Climate change is disrupting pollination cycles and putting crops at risk.

I wrote this piece in February 2024, in the midst of Britain’s fifth-mildest winter since 1884.

Spring usually feels like a distant fever dream in a bleak London February. Not so this year. Mild temperatures have graced the city, bringing with them signs of an early spring. Walk through Regent’s Park and you will spot cherry blossoms in full flower and hundreds of cheery daffodils sprouting through the muddy grass. Has spring already sprung?

London’s bloomers are part of a global trend of early flowering, driven by climate change. Historical records reveal just how much plants’ lifecycles have shifted in recent decades. Professor Ulf Büntgen and his team at the University of Cambridge studied botanical archives in the UK since 1753. They found that the first spring blooms have typically occurred more than a month earlier in the years since 1986 than in the decades before. Another study, published in Environmental Research Letters, used climate attribution models to showed that the 11 day shift in Japan’s cherry blossom season seen since the 1930s would not have happened without climate change.

The welcome spray of spring colours hides gloomier realities. A mismatch between flowers’ blooming periods and the lifecycles of their codependent pollinators, known as bloom asynchrony, occurs when plants and insects respond to temperature changes at different rates. Bloom asynchronies already exist, and scientists expect them to grow as temperatures continue to rise. This will have devastating effects on both plants and their pollinators. Plants rely on bees, butterflies, birds or other nectar-loving creatures to visit their flowers and transfer pollen to produce fruit. Pollinators need nectar for food and reproduction.

For fruitgrowers and flower farmers, bloom asynchrony could have serious impacts on crop yields. More than a third of global crops are at least partially dependent on pollination, accounting for almost 10% of total food production. Farmers have so far relied on insects and birds to pollinate their crops. As temperature changes continue to disrupt biological cycles, these interactions are no longer a given. This puts the horticultural industry, and the billions of people who eat its produce, in jeopardy.
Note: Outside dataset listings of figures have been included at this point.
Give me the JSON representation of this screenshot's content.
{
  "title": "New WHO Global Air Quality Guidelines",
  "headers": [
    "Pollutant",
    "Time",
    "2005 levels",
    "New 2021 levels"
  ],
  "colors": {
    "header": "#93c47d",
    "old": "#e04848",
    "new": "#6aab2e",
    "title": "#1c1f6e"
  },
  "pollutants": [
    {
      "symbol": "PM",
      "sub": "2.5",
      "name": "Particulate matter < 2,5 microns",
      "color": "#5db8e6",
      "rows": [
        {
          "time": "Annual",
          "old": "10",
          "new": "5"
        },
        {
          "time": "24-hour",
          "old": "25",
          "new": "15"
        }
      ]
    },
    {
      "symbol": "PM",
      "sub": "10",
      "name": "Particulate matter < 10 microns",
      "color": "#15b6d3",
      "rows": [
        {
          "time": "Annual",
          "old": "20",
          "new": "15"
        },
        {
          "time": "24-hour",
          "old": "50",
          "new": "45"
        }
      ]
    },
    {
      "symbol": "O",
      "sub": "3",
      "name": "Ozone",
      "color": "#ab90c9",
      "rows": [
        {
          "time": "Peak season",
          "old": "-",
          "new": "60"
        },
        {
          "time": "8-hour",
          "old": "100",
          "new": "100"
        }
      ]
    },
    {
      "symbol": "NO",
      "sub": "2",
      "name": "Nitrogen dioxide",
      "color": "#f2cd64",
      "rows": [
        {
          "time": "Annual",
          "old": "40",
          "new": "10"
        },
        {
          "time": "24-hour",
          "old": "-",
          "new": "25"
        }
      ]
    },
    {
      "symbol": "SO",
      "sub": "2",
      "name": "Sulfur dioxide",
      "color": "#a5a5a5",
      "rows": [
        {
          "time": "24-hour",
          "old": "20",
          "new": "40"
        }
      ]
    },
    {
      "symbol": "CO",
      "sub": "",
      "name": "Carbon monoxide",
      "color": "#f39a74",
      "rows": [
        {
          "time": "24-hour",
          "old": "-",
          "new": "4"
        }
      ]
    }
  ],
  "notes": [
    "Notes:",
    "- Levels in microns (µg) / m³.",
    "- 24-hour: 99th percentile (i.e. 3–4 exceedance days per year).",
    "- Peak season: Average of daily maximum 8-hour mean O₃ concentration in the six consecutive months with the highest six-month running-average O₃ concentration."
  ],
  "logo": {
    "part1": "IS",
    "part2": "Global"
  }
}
Horticulturalists have begun searching for other ways to pollinate crops. It is common practice to hire the pollination services of commercially-managed bees in places with where wild bee populations are low, especially for high-value crops like almonds. But as pollinators’ lifecycles diverge from those of fruit and flowers, these rent-a-bee solutions will not be able to keep up with demand for pollination. Farmers are looking to technology to fill the gap.

One area being explored is the application of gene editing technology to the genetic determinants of plant-pollinator relationships. CRISPR, a tool for tweaking genomes to propagate desired traits, can increase the yields, resilience, and quality of fruit and flowers. This is just the latest iteration of genetic manipulation in horticulture, where selective breeding of plants to improve crops has been used for thousands of years. Recent experiments are testing how CRISPR could reduce bloom asynchronies. A study published in Current Biology showed that editing a single gene in a petunia flower could increase its appeal to a different pollinator species. This could have broader implications if plants can be encouraged to switch to pollinators with alonger feeding season.

Artificial intelligence can improve crop management. Imaging technology and nanosensors can help farmers understand trends in plant and soil condition and optimise their use of fertilisers. Predictive algorithms can identify the early signs of disease. While these AI applications do not change plants’ interactions with pollinators, improving crop health will increase yields and reduce the disruption to food production.

These innovations may ease the impact of bloom asynchrony in some managed crops in some wealthy countries, but they not address the root of the problem. Most plants will not have their genes edited or be dotted with nanosensors. The best way to manage the disruption to pollination cycles and crop production is to slow the temperature changes that cause bloom asynchrony. We are not out of the woods yet.